Однако зрелище так разгорячило мне кровь, что я стоял и, словно жена Лота [101], с вожделением смотрел на то, что происходило внизу.
«Я сделаю так, как вы пожелаете, но думаю, что, если мы сейчас уйдем, вы после будете об этом сожалеть. Чего вы боитесь? Разве я не с вами? Никто не может разлучить нас. Мы весь вечер будем вместе, ибо это не обычный бал, куда мужья привозят жен, чтобы тех обнимал первый же, кому захочется пригласить их на вальс. Кроме того, вид всех этих излишеств лишь придаст пикантность нашему наслаждению»
«Ладно идемте, — сказал я, вставая. — Подождите. Тот мужчина в жемчужно-сером восточном одеянии, вероятно, сириец; у него прекрасные миндалевидные глаза».
«Да, это Ахмет-эфенди»
«С кем он разговаривает? Это не отец Брайанкорта?»

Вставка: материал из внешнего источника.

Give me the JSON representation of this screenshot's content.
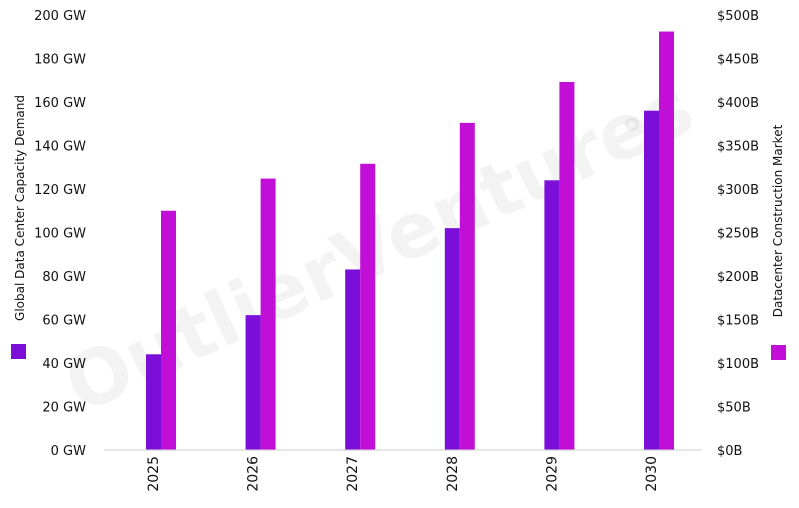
{
  "chart_data": {
    "type": "bar",
    "categories": [
      "2025",
      "2026",
      "2027",
      "2028",
      "2029",
      "2030"
    ],
    "series": [
      {
        "name": "Global Data Center Capacity Demand",
        "axis": "left",
        "color": "#7b0fd8",
        "values": [
          44,
          62,
          83,
          102,
          124,
          156
        ]
      },
      {
        "name": "Datacenter Construction Market",
        "axis": "right",
        "color": "#c10fd8",
        "values": [
          275,
          312,
          329,
          376,
          423,
          481
        ]
      }
    ],
    "y_left": {
      "label": "Global Data Center Capacity Demand",
      "range": [
        0,
        200
      ],
      "ticks": [
        "0 GW",
        "20 GW",
        "40 GW",
        "60 GW",
        "80 GW",
        "100 GW",
        "120 GW",
        "140 GW",
        "160 GW",
        "180 GW",
        "200 GW"
      ]
    },
    "y_right": {
      "label": "Datacenter Construction Market",
      "range": [
        0,
        500
      ],
      "ticks": [
        "$0B",
        "$50B",
        "$100B",
        "$150B",
        "$200B",
        "$250B",
        "$300B",
        "$350B",
        "$400B",
        "$450B",
        "$500B"
      ]
    },
    "grid": false,
    "watermark": "OutlierVentures",
    "watermark_mark": "°"
  }
}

«Он самый. Генерал иногда бывает на приемах сына в качестве пассивного гостя. Ну что, идем?»
«Еще одну минуту. Скажите мне, кто этот человек с горящими глазами? Он кажется настоящим воплощением похоти; вероятно, он непревзойденный мастер распутства. Его лицо мне знакомо, но я никак не могу вспомнить, где я его видел».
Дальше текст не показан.